We want a comprehensive study done of Luzerne County government, and that will not happen if every meeting, every hearing, and every proceeding is open to the public. The study commission needs to meet in private (at certain times) in order to find out what works and what doesn't work in county government.
The debate on whether to have private meetings became very public when commission member Walter Griffith released e-mail correspondence between other commission members and him. Mark Guydish of the Times Leader got into the fray and fell down on the side of "all public, all the time."
Griffith, Guydish, and others are just plain wrong on this issue on political and legal terms.
We had OVC legal correspondent, Bruce Haller research the issue for us. Here are some of his findings.
"Home Rule" is governed by Pennsylvania Statutes, particularly Title 53, Chapter 29. With regards to meetings, Section 2920 states:
"The government study commission shall hold one or more public hearings, may hold private hearings and sponsor public forums and generally shall provide for the widest possible publicinformation and discussion respecting the purposes and progress of its work."
The reason for private hearings is quite obvious, and we believe is why the commonwealth allows a commission to meet in private. It is analogous to the concept behind whistle blower statutes.
How can we expect to get an honest and unbiased account of the workings of county government if every interview of current county employees is subject to the scrutiny of the witness's fellow employees, the general public, and his or her boss?
Let's take the following example. The commission is looking into the inner workings of the clerk of courts office. Does anyone truly believe that a current employee is going to tell the commission at a public hearing that many of his fellow employees' jobs are unnecessary or that the office of prothonotary and clerk of courts should be combined, resulting in the layoff of half the staffs? It aint gonna happen.
If the commission decides to hold all public hearings, they will not get the honest look at county government, which the public wants and so desperately needs.
Griffith, Guydish, and others believe the Pennsylvania "Sunshine Act" applies to the home rule commission. Bruce also looked into this issue.
The Sunshine Act only applies to "agencies." The agency definition in the Sunshine Act does not include home rule commissions. Bruce also reviewed the dozen or so "home rule" cases which have made it to the courts of the commonwealth.
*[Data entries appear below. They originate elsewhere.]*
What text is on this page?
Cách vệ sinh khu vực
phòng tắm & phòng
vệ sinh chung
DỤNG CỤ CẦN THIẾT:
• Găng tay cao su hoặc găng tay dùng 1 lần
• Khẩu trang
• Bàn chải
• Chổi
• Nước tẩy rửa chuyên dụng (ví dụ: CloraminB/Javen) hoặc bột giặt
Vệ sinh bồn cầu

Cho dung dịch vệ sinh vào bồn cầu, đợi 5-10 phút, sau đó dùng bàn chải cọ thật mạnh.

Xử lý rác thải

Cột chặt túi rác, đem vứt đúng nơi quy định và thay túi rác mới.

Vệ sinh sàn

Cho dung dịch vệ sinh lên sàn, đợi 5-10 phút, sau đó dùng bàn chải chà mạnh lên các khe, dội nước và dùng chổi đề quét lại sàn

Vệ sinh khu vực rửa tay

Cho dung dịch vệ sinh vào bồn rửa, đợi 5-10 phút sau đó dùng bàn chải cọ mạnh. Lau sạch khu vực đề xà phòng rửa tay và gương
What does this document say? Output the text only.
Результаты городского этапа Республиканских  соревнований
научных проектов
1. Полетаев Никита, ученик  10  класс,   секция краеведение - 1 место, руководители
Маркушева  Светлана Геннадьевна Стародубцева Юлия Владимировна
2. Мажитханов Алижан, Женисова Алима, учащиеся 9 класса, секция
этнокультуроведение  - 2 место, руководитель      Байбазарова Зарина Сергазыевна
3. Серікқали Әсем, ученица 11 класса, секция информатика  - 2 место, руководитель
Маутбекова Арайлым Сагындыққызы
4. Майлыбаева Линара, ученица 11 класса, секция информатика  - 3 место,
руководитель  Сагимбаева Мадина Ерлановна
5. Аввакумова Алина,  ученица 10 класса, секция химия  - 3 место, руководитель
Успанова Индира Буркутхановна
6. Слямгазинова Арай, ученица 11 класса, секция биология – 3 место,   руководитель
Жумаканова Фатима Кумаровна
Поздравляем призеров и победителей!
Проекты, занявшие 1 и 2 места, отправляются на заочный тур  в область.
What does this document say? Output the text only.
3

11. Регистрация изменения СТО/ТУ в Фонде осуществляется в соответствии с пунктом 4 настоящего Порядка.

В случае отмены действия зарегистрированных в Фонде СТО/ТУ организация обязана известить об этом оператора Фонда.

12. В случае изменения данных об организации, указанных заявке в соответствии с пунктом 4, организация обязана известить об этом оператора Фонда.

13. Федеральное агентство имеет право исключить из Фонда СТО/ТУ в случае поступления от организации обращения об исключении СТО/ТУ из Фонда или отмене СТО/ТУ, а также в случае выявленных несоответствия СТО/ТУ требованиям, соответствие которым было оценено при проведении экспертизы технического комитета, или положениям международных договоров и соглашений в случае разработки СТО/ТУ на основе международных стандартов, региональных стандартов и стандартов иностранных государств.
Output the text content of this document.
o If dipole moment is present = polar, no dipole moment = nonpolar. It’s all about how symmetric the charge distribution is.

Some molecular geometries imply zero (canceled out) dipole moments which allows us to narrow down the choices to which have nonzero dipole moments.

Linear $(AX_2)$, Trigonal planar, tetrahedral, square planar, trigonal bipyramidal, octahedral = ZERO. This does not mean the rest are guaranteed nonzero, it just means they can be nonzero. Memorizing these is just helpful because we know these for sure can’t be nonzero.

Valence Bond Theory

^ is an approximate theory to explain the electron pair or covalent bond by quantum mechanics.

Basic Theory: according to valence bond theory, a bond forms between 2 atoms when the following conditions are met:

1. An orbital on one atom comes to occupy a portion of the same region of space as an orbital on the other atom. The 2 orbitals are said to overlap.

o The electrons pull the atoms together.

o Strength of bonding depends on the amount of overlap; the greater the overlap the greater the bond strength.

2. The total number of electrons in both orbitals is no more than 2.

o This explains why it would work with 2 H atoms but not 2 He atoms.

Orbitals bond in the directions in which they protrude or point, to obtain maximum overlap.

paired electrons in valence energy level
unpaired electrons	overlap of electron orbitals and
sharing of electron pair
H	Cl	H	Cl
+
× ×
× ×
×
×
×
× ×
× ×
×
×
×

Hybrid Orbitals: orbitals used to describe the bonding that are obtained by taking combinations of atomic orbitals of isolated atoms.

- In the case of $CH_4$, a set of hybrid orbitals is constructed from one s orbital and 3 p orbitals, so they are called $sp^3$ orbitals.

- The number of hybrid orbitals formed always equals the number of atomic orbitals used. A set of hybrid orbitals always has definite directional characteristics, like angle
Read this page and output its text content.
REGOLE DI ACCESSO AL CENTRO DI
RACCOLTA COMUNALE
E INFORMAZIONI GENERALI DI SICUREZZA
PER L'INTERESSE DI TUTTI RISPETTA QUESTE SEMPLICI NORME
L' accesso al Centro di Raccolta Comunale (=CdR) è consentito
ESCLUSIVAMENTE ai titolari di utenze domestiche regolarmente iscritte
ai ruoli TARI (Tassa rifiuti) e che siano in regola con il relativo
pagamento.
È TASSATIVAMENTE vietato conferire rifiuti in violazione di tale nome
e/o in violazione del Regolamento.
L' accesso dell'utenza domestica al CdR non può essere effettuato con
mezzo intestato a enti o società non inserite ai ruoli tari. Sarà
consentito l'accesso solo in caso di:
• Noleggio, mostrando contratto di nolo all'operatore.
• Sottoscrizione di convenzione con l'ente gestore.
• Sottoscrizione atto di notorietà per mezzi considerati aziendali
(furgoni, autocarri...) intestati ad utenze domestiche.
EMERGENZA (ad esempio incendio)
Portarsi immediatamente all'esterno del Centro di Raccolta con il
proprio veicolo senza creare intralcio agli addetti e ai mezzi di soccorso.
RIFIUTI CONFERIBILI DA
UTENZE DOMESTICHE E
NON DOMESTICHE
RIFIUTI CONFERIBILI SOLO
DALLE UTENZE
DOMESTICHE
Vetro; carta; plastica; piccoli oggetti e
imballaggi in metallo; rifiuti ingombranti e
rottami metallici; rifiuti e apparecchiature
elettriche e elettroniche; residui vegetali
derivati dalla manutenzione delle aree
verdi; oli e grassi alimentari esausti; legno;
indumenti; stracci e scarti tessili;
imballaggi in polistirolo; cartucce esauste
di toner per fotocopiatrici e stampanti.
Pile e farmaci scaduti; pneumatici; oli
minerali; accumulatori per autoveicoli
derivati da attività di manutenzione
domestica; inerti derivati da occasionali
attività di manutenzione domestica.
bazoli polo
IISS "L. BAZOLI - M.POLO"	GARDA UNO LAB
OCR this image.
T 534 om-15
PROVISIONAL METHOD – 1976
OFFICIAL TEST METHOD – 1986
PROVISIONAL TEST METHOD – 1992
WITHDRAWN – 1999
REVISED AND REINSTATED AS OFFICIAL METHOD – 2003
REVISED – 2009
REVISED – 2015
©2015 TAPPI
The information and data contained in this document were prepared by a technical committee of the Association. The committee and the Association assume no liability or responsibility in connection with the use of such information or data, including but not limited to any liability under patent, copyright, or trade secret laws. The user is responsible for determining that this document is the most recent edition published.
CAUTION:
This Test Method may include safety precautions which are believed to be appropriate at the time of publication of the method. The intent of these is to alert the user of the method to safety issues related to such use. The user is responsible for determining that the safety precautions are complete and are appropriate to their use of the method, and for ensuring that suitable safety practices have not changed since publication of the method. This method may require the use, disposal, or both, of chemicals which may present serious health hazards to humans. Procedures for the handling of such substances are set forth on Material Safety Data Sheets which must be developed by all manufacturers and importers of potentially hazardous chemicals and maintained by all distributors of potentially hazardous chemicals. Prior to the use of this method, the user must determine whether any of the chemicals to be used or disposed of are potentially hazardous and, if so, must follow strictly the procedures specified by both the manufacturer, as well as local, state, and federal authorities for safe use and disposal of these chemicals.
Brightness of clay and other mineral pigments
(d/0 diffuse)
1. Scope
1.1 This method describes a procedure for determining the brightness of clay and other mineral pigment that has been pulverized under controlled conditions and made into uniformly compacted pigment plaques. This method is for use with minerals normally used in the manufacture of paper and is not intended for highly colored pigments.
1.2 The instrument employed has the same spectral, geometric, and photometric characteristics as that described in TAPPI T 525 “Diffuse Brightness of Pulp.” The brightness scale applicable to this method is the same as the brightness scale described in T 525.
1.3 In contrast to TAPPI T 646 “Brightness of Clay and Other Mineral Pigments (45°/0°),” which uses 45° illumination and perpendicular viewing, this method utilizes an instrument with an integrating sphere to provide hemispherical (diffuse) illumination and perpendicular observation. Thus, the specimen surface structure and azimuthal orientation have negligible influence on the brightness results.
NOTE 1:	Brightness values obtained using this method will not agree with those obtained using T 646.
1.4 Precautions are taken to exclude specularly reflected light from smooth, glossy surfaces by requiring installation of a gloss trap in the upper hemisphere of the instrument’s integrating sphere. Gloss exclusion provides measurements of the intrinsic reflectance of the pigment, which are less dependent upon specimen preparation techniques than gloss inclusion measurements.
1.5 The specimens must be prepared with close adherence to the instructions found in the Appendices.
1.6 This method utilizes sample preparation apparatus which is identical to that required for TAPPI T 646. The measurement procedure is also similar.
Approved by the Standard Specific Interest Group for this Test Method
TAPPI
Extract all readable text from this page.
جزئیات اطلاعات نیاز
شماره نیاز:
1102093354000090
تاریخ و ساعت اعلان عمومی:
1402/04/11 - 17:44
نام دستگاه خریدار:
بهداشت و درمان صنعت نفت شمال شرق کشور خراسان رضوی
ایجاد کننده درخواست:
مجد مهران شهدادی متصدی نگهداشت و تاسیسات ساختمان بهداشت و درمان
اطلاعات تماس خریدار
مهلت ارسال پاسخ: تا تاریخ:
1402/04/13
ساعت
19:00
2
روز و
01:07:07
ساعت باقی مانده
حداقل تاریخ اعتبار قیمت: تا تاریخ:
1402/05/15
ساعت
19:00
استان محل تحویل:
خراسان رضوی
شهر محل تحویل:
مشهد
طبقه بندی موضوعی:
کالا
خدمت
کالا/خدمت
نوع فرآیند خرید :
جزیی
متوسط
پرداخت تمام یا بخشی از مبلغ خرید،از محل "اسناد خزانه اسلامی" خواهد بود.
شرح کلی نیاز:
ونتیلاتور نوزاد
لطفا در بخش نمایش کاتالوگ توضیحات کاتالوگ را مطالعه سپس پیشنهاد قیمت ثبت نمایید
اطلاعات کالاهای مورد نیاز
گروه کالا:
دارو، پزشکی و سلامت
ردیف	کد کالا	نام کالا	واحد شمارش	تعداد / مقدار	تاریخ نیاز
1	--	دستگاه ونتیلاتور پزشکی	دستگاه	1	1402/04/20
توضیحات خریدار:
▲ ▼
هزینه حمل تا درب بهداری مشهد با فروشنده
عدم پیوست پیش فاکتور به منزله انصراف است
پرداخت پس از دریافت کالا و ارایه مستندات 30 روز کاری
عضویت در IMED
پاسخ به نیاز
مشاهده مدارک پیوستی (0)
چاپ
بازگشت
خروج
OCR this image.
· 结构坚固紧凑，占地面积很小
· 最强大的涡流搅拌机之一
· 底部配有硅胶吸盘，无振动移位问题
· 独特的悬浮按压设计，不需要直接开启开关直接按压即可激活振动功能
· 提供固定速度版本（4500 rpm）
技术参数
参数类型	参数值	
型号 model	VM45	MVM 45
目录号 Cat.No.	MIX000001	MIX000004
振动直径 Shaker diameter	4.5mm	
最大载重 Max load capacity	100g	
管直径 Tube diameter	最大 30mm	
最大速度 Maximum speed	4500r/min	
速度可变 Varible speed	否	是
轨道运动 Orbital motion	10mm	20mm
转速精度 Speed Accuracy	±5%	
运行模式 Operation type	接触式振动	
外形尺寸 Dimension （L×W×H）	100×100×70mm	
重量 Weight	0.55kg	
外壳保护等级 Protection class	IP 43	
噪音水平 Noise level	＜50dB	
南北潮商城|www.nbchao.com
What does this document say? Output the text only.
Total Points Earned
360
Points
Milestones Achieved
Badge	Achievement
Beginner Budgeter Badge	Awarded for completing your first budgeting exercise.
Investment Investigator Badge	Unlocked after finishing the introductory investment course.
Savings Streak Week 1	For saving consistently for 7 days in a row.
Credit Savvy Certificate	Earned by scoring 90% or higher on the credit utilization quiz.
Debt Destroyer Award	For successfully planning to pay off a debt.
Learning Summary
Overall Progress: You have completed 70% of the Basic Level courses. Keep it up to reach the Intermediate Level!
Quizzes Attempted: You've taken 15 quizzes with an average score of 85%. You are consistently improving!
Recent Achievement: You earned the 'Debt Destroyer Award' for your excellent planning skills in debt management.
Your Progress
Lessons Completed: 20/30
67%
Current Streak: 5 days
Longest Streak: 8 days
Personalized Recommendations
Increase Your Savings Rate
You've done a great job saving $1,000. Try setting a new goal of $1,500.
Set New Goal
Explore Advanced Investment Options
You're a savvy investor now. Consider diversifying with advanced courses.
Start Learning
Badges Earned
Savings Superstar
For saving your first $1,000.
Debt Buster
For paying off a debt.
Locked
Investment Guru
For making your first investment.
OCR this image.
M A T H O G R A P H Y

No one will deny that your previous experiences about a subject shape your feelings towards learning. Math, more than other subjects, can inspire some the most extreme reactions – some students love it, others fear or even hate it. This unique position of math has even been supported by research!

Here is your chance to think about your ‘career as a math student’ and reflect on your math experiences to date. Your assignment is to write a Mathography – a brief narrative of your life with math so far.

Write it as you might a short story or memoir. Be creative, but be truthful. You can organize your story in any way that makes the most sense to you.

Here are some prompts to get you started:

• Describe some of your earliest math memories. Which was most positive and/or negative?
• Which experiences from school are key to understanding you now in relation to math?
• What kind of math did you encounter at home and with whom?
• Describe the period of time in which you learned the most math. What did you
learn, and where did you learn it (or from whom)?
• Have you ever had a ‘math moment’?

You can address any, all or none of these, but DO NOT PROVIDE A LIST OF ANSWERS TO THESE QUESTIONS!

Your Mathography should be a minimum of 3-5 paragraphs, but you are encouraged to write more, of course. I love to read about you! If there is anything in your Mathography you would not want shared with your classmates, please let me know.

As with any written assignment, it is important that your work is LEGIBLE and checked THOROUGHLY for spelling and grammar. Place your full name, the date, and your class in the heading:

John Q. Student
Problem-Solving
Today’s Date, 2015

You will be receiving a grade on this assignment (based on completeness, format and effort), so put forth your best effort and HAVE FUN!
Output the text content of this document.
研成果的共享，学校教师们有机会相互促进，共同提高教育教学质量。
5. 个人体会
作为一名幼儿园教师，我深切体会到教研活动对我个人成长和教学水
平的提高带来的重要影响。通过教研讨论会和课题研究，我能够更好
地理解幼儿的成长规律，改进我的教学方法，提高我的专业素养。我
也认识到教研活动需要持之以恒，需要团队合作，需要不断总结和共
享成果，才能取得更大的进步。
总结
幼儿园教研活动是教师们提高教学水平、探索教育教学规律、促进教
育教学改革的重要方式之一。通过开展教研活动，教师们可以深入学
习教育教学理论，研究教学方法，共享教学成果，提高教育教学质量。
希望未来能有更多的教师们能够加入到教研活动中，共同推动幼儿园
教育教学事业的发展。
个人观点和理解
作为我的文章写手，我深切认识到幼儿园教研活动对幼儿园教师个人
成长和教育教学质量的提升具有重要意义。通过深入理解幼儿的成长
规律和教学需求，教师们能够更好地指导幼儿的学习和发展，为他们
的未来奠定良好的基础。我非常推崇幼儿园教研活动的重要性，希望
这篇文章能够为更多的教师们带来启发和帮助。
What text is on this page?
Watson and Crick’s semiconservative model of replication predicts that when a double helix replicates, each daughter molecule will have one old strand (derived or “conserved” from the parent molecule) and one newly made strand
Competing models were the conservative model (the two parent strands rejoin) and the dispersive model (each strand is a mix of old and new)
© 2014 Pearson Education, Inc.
None provided any guidance, either way, on whether home rule commissions are governed by the Sunshine Act.
When we look further into the Sunshine Act, we see that agencies may meet in private to discuss certain issues. Personnel matters, collective bargaining matters, the purchase or lease of property, ongoing litigation, and matters involving lawful privilege are the exceptions to the public meeting standard.
It is not conceivable that the commission would ever fall into one of these exceptions. If is also nonsensical to believe that the home rule laws written by the commonwealth would provide a private meeting option if the Sunshine Act prohibited such meetings.
Face it, the Sunshine Act does not apply and thankfully so.
We would end our discussion with that, but Guydish and Griffith make us continue.
After pontificating about the need of a "no exceptions" rule to public meetings of the home rule commission, Guydish wrote:
"Commission members can call each other outside of meetings, they can exchange documents, thoughts and ideas when they are not together. "
This raises another issue, besides the fact that Guydish believes closed door meetings among a few members to hammer out the details and make the real decisions is fine, as long as they meet as a "committee of the whole" at a later date and run through the motions.
The issue is that committee member Griffith has already decided that everything the commission does is public, including e-mail messages between commission members. He has already provided e-mails concerning the "public/private meetings" debate to the Times Leader and other media outlets.
We strongly believe that most of the meetings of the commission should be held in the public, but we also strongly believe that the commission should and must, within its own discretion, meeting in private when necessary.